Эх ты, собачка, собаченька,
Вопрошающий грустный взгляд…
Ты ж голодная не иначе как
Уже третьи сутки подряд?!

Осталась одна картофелина,
Разрежу её вдоль и пополам,
Такую зёлёную и сморщенную,
И на ужин к столу подам.

Над горелкою, над кастрюлькою
Сладковатый клубиться пар.
Нам с тобой колбасною шкуркою
Предстоит заедать отвар.

А давай перестанем мучаться,
И судьбу позовём на дуэль!
Вот увидишь, всё получиться,
Всё устроится, собачка, поверь!

… Свеча догорела и потухла.
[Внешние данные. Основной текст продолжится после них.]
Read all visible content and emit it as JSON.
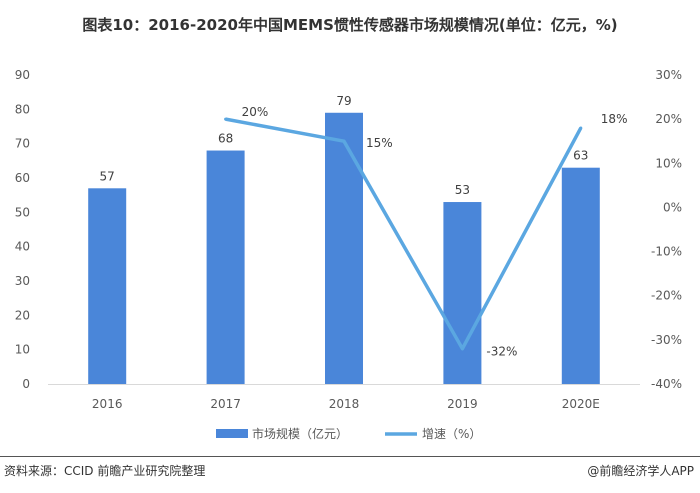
{
  "title": "图表10：2016-2020年中国MEMS惯性传感器市场规模情况(单位：亿元，%)",
  "footer": {
    "source": "资料来源：CCID 前瞻产业研究院整理",
    "credit": "@前瞻经济学人APP"
  },
  "chart_data": {
    "type": "bar+line",
    "categories": [
      "2016",
      "2017",
      "2018",
      "2019",
      "2020E"
    ],
    "series": [
      {
        "name": "市场规模（亿元）",
        "type": "bar",
        "axis": "left",
        "values": [
          57,
          68,
          79,
          53,
          63
        ],
        "color": "#4a86d9"
      },
      {
        "name": "增速（%）",
        "type": "line",
        "axis": "right",
        "values": [
          null,
          20,
          15,
          -32,
          18
        ],
        "color": "#5ba7e1"
      }
    ],
    "bar_labels": [
      "57",
      "68",
      "79",
      "53",
      "63"
    ],
    "line_labels": [
      "",
      "20%",
      "15%",
      "-32%",
      "18%"
    ],
    "y_left": {
      "min": 0,
      "max": 90,
      "step": 10,
      "ticks": [
        "0",
        "10",
        "20",
        "30",
        "40",
        "50",
        "60",
        "70",
        "80",
        "90"
      ]
    },
    "y_right": {
      "min": -40,
      "max": 30,
      "step": 10,
      "ticks": [
        "-40%",
        "-30%",
        "-20%",
        "-10%",
        "0%",
        "10%",
        "20%",
        "30%"
      ]
    },
    "grid": false,
    "legend": "bottom-center"
  }
}
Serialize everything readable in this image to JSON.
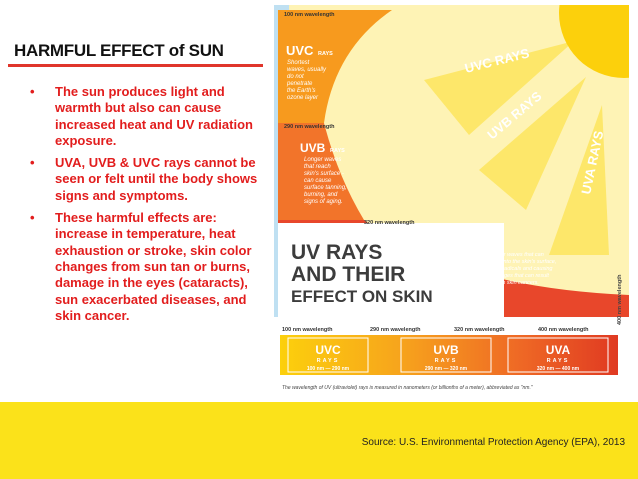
{
  "slide": {
    "title": "HARMFUL EFFECT of SUN",
    "bullets": [
      "The sun produces light and warmth but also can cause increased heat and UV radiation exposure.",
      "UVA, UVB & UVC rays cannot be seen or felt until the body shows signs and symptoms.",
      "These harmful effects are: increase in temperature, heat exhaustion or stroke, skin color changes from sun tan or burns, damage in the eyes (cataracts), sun exacerbated diseases, and skin cancer."
    ],
    "bullet_symbol": "•",
    "source": "Source: U.S. Environmental Protection Agency (EPA), 2013"
  },
  "infographic": {
    "wavelengths": {
      "w100": "100 nm wavelength",
      "w290": "290 nm wavelength",
      "w320": "320 nm wavelength",
      "w400": "400 nm wavelength"
    },
    "bands": {
      "uvc": {
        "label": "UVC",
        "suffix": "RAYS",
        "desc": [
          "Shortest",
          "waves, usually",
          "do not",
          "penetrate",
          "the Earth's",
          "ozone layer"
        ]
      },
      "uvb": {
        "label": "UVB",
        "suffix": "RAYS",
        "desc": [
          "Longer waves",
          "that reach",
          "skin's surface -",
          "can cause",
          "surface tanning,",
          "burning, and",
          "signs of aging."
        ]
      },
      "uva": {
        "label": "UVA",
        "suffix": "RAYS",
        "desc": [
          "Even longer waves that can",
          "penetrate deep into the skin's surface,",
          "releasing free radicals and causing",
          "DNA changes that can result",
          "in skin cancers."
        ]
      }
    },
    "beams": {
      "uvc": "UVC RAYS",
      "uvb": "UVB RAYS",
      "uva": "UVA RAYS"
    },
    "headline": [
      "UV RAYS",
      "AND THEIR",
      "EFFECT ON SKIN"
    ],
    "scale": {
      "ticks": [
        "100 nm wavelength",
        "290 nm wavelength",
        "320 nm wavelength",
        "400 nm wavelength"
      ],
      "boxes": [
        {
          "name": "UVC",
          "sub": "RAYS",
          "range": "100 nm — 290 nm"
        },
        {
          "name": "UVB",
          "sub": "RAYS",
          "range": "290 nm — 320 nm"
        },
        {
          "name": "UVA",
          "sub": "RAYS",
          "range": "320 nm — 400 nm"
        }
      ]
    },
    "footnote": "The wavelength of UV (ultraviolet) rays is measured in nanometers (or billionths of a meter), abbreviated as \"nm.\"",
    "colors": {
      "sun": "#fcd00c",
      "ray": "#fde76a",
      "uvc": "#f79a1e",
      "uvb": "#f2742a",
      "uva": "#e8472b",
      "sky": "#bfe0f2",
      "accent_red": "#e21d1d",
      "band_yellow": "#fbe21a"
    }
  }
}
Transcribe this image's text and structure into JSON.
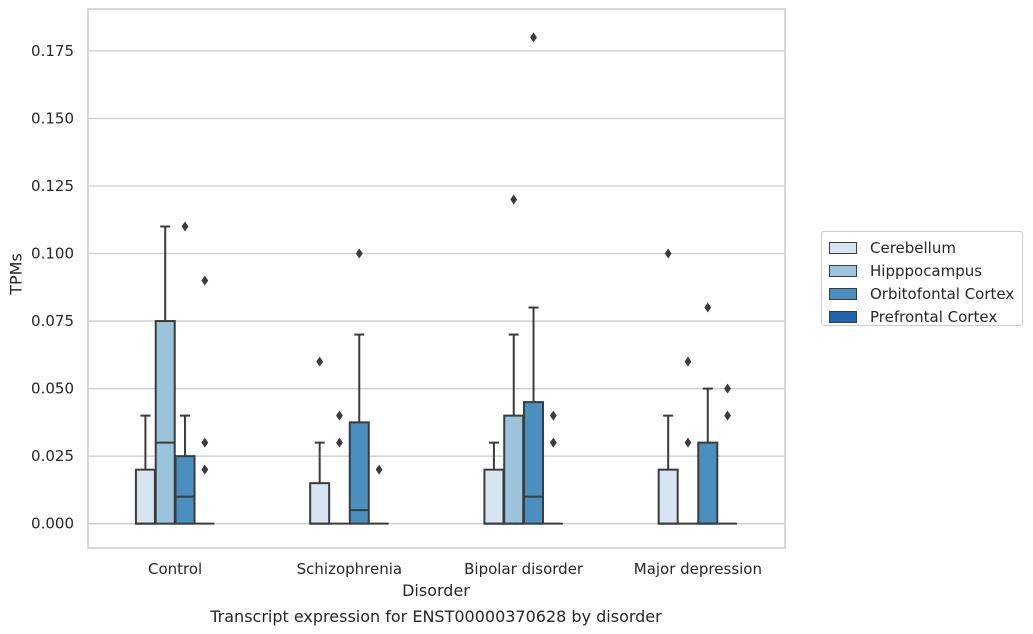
{
  "chart_data": {
    "type": "box",
    "title": "",
    "caption": "Transcript expression for ENST00000370628 by disorder",
    "xlabel": "Disorder",
    "ylabel": "TPMs",
    "ylim": [
      -0.009,
      0.1905
    ],
    "yticks": [
      0.0,
      0.025,
      0.05,
      0.075,
      0.1,
      0.125,
      0.15,
      0.175
    ],
    "ytick_labels": [
      "0.000",
      "0.025",
      "0.050",
      "0.075",
      "0.100",
      "0.125",
      "0.150",
      "0.175"
    ],
    "grid": "horizontal",
    "legend_position": "right",
    "categories": [
      "Control",
      "Schizophrenia",
      "Bipolar disorder",
      "Major depression"
    ],
    "series": [
      {
        "name": "Cerebellum",
        "color": "#d7e5f2",
        "boxes": [
          {
            "q1": 0.0,
            "median": 0.0,
            "q3": 0.02,
            "whisker_low": 0.0,
            "whisker_high": 0.04,
            "outliers": []
          },
          {
            "q1": 0.0,
            "median": 0.0,
            "q3": 0.015,
            "whisker_low": 0.0,
            "whisker_high": 0.03,
            "outliers": [
              0.06
            ]
          },
          {
            "q1": 0.0,
            "median": 0.0,
            "q3": 0.02,
            "whisker_low": 0.0,
            "whisker_high": 0.03,
            "outliers": []
          },
          {
            "q1": 0.0,
            "median": 0.0,
            "q3": 0.02,
            "whisker_low": 0.0,
            "whisker_high": 0.04,
            "outliers": [
              0.1
            ]
          }
        ]
      },
      {
        "name": "Hipppocampus",
        "color": "#9bc4dc",
        "boxes": [
          {
            "q1": 0.0,
            "median": 0.03,
            "q3": 0.075,
            "whisker_low": 0.0,
            "whisker_high": 0.11,
            "outliers": []
          },
          {
            "q1": 0.0,
            "median": 0.0,
            "q3": 0.0,
            "whisker_low": 0.0,
            "whisker_high": 0.0,
            "outliers": [
              0.03,
              0.04
            ]
          },
          {
            "q1": 0.0,
            "median": 0.0,
            "q3": 0.04,
            "whisker_low": 0.0,
            "whisker_high": 0.07,
            "outliers": [
              0.12
            ]
          },
          {
            "q1": 0.0,
            "median": 0.0,
            "q3": 0.0,
            "whisker_low": 0.0,
            "whisker_high": 0.0,
            "outliers": [
              0.03,
              0.06
            ]
          }
        ]
      },
      {
        "name": "Orbitofontal Cortex",
        "color": "#4b8fbf",
        "boxes": [
          {
            "q1": 0.0,
            "median": 0.01,
            "q3": 0.025,
            "whisker_low": 0.0,
            "whisker_high": 0.04,
            "outliers": [
              0.11
            ]
          },
          {
            "q1": 0.0,
            "median": 0.005,
            "q3": 0.0375,
            "whisker_low": 0.0,
            "whisker_high": 0.07,
            "outliers": [
              0.1
            ]
          },
          {
            "q1": 0.0,
            "median": 0.01,
            "q3": 0.045,
            "whisker_low": 0.0,
            "whisker_high": 0.08,
            "outliers": [
              0.18
            ]
          },
          {
            "q1": 0.0,
            "median": 0.0,
            "q3": 0.03,
            "whisker_low": 0.0,
            "whisker_high": 0.05,
            "outliers": [
              0.08
            ]
          }
        ]
      },
      {
        "name": "Prefrontal Cortex",
        "color": "#2166ac",
        "boxes": [
          {
            "q1": 0.0,
            "median": 0.0,
            "q3": 0.0,
            "whisker_low": 0.0,
            "whisker_high": 0.0,
            "outliers": [
              0.02,
              0.03,
              0.09
            ]
          },
          {
            "q1": 0.0,
            "median": 0.0,
            "q3": 0.0,
            "whisker_low": 0.0,
            "whisker_high": 0.0,
            "outliers": [
              0.02
            ]
          },
          {
            "q1": 0.0,
            "median": 0.0,
            "q3": 0.0,
            "whisker_low": 0.0,
            "whisker_high": 0.0,
            "outliers": [
              0.03,
              0.04
            ]
          },
          {
            "q1": 0.0,
            "median": 0.0,
            "q3": 0.0,
            "whisker_low": 0.0,
            "whisker_high": 0.0,
            "outliers": [
              0.04,
              0.05
            ]
          }
        ]
      }
    ]
  }
}
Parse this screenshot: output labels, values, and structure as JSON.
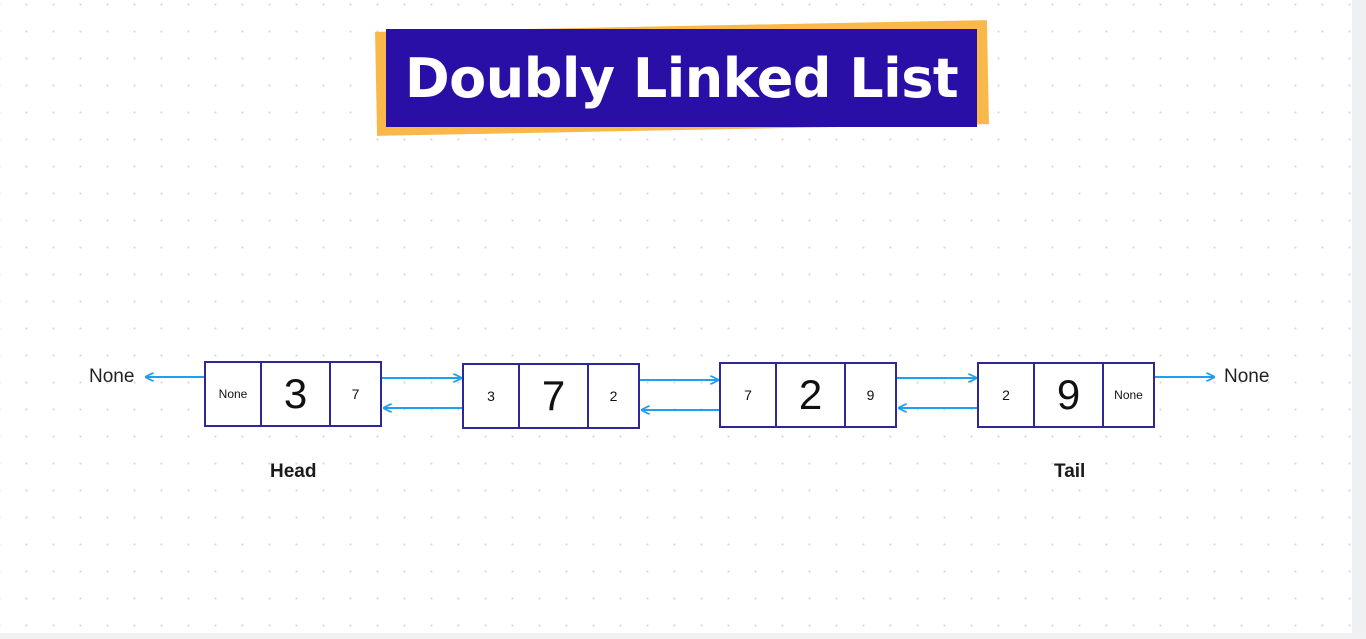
{
  "title": "Doubly Linked List",
  "nodes": [
    {
      "prev": "None",
      "data": "3",
      "next": "7"
    },
    {
      "prev": "3",
      "data": "7",
      "next": "2"
    },
    {
      "prev": "7",
      "data": "2",
      "next": "9"
    },
    {
      "prev": "2",
      "data": "9",
      "next": "None"
    }
  ],
  "ends": {
    "left": "None",
    "right": "None"
  },
  "captions": {
    "head": "Head",
    "tail": "Tail"
  },
  "colors": {
    "title_background": "#2a0fa6",
    "title_accent": "#f9b94a",
    "node_border": "#2e2896",
    "arrow": "#1e9ff2"
  }
}
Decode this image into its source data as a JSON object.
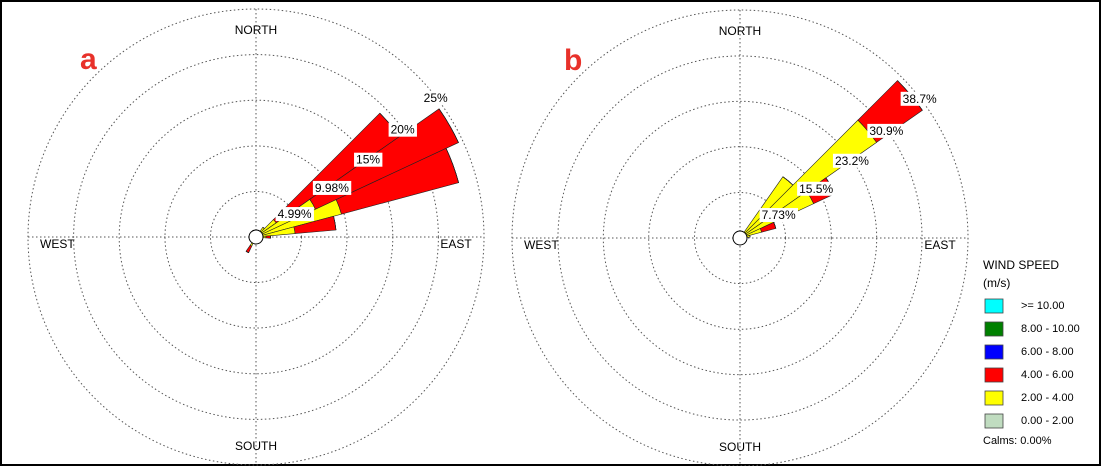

Огарок фитиля медленно погрузился в расплавленный парафин. Соскребаю воск с тарелки, мягкий, как пластилин и тёплый ещё. Раскатываю колбаску, вытягиваю головку, клювик, крылья, хвост. Птичка. Спичкой делаю глазки и забиваю отверстия маленькими шариками. Втыкаю лапки из спичек. Булавкой рисую пёрышки. Восковая птичка… Выдернутой из полотенца ниткой привязываю птичку и вешаю над окном. Рождественское украшение…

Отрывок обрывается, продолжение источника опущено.